La préservation préférentielle de l'élément le plus représentatif d'un défunt fut constatée à de nombreuses reprises dans cet état : ce sont les premiers « fétiches », les premières reliques.
 

Dès l'apparition de la conscience et au cours de son développement, deux modalités de pensée se sont constituées symétriquement. Celle de l'emprise intentionnelle sur le monde par la lucidité s'opposa à celle, inaccessible, où un autre esprit semblait régner et qui s'ouvrait ainsi sur le champ du sacré. Et cela, dans une infinité de combinaisons.

Ces deux champs de la pensée sont restés en constante imbrication, non seulement dès le début de l'humanité, mais surtout dans toutes les régions du monde actuel, en changeant les termes, mais en conservant leur structure. De l'animisme à la science, l'humanité crée des systèmes de certitudes réputés intangibles dans leur propre milieu.
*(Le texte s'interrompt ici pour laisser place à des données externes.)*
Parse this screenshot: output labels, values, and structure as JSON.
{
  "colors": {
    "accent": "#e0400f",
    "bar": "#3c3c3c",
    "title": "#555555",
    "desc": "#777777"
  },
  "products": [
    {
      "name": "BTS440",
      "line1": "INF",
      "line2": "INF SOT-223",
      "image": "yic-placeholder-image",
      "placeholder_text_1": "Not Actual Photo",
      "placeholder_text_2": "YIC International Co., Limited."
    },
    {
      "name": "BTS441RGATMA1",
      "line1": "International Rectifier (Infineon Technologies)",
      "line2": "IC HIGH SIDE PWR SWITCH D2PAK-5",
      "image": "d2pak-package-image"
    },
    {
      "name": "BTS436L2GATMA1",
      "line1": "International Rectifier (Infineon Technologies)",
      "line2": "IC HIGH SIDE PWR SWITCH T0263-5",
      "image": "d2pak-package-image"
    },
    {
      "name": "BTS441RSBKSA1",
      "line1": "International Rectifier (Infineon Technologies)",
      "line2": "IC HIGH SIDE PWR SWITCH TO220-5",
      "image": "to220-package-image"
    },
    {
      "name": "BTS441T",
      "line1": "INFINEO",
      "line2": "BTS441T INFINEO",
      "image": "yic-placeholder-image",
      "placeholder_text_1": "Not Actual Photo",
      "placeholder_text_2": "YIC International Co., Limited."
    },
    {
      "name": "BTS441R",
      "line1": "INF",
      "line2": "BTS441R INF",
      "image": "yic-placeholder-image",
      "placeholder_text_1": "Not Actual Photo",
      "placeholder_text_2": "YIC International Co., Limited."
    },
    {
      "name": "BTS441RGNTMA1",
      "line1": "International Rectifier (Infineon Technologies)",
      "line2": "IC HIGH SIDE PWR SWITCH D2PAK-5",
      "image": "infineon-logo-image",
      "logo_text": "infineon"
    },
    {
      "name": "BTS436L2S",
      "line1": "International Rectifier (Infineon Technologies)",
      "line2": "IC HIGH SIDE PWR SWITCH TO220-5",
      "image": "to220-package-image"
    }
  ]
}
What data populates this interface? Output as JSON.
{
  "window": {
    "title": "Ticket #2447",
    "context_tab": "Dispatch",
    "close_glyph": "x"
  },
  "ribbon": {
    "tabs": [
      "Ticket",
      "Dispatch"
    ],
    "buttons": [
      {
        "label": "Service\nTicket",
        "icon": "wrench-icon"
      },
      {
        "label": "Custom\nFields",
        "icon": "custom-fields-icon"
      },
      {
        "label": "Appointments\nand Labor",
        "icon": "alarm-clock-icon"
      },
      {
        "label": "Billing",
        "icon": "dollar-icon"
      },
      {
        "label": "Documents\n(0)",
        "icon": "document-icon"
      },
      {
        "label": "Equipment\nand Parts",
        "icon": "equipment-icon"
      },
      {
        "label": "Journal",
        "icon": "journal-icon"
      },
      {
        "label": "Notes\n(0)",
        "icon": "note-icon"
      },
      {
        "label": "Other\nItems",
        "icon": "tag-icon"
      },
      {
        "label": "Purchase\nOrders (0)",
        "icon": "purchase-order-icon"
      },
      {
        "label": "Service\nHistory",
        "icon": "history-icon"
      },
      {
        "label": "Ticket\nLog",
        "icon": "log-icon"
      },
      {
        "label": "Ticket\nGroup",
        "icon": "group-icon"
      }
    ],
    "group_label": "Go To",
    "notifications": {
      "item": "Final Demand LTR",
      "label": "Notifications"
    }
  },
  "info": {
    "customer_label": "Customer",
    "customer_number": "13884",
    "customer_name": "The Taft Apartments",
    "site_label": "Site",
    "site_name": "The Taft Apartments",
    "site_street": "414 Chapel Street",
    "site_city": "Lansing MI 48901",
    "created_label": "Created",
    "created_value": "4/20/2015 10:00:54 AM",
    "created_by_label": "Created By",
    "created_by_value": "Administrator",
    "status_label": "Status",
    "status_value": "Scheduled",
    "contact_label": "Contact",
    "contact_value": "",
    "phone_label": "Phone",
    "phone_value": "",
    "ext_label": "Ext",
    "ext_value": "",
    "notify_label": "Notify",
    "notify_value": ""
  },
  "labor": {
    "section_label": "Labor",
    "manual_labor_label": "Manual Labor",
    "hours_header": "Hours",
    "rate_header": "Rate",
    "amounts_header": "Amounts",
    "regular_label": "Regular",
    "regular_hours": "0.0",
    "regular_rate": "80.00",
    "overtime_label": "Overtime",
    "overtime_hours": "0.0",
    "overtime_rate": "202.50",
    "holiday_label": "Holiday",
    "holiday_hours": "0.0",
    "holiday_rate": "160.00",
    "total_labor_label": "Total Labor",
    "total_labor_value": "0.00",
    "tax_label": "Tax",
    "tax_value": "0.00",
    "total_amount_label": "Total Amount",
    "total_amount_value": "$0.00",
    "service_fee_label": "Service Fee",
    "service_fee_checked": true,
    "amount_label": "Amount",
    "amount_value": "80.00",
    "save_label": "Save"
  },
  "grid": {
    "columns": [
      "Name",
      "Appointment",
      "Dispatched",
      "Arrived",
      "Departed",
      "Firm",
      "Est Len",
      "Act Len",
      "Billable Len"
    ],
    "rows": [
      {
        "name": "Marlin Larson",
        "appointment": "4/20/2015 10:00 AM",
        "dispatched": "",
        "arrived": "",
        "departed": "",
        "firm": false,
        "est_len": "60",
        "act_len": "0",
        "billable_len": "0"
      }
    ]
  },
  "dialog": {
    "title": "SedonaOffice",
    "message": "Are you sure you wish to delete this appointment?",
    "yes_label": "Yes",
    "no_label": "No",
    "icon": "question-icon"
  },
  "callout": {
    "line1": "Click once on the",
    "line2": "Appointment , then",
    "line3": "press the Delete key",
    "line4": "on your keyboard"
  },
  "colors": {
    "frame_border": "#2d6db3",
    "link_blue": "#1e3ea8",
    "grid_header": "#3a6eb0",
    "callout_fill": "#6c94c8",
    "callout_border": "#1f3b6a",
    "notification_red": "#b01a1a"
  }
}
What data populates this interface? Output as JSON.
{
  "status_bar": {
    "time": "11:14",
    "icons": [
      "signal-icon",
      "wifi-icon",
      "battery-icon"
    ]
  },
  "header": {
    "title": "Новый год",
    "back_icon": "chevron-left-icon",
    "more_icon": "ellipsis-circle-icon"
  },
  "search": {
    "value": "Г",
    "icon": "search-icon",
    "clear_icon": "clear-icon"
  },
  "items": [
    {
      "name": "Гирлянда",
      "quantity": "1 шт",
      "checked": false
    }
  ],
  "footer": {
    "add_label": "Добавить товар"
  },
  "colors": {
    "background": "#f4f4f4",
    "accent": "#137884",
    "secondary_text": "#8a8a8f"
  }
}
Ceux-ci tendent à calmer la profonde déchirure que l'appel de l'esprit avait ouverte : il s'agit, pour chaque être pensant, de réconcilier la conscience de soi avec son propre statut naturel dont il tente de se dégager par la sacralisation du chaos auquel il se trouve confronté.

À chaque étape de l'histoire humaine, on observe les traces matérielles laissées par ce perpétuel défi. Et ces traces s'alignent rigoureusement selon le même ordre chronologique, quelle que soit la région du monde considérée : on pourrait en quelque sorte prévoir le mode de sacralité via les autres composantes sociales.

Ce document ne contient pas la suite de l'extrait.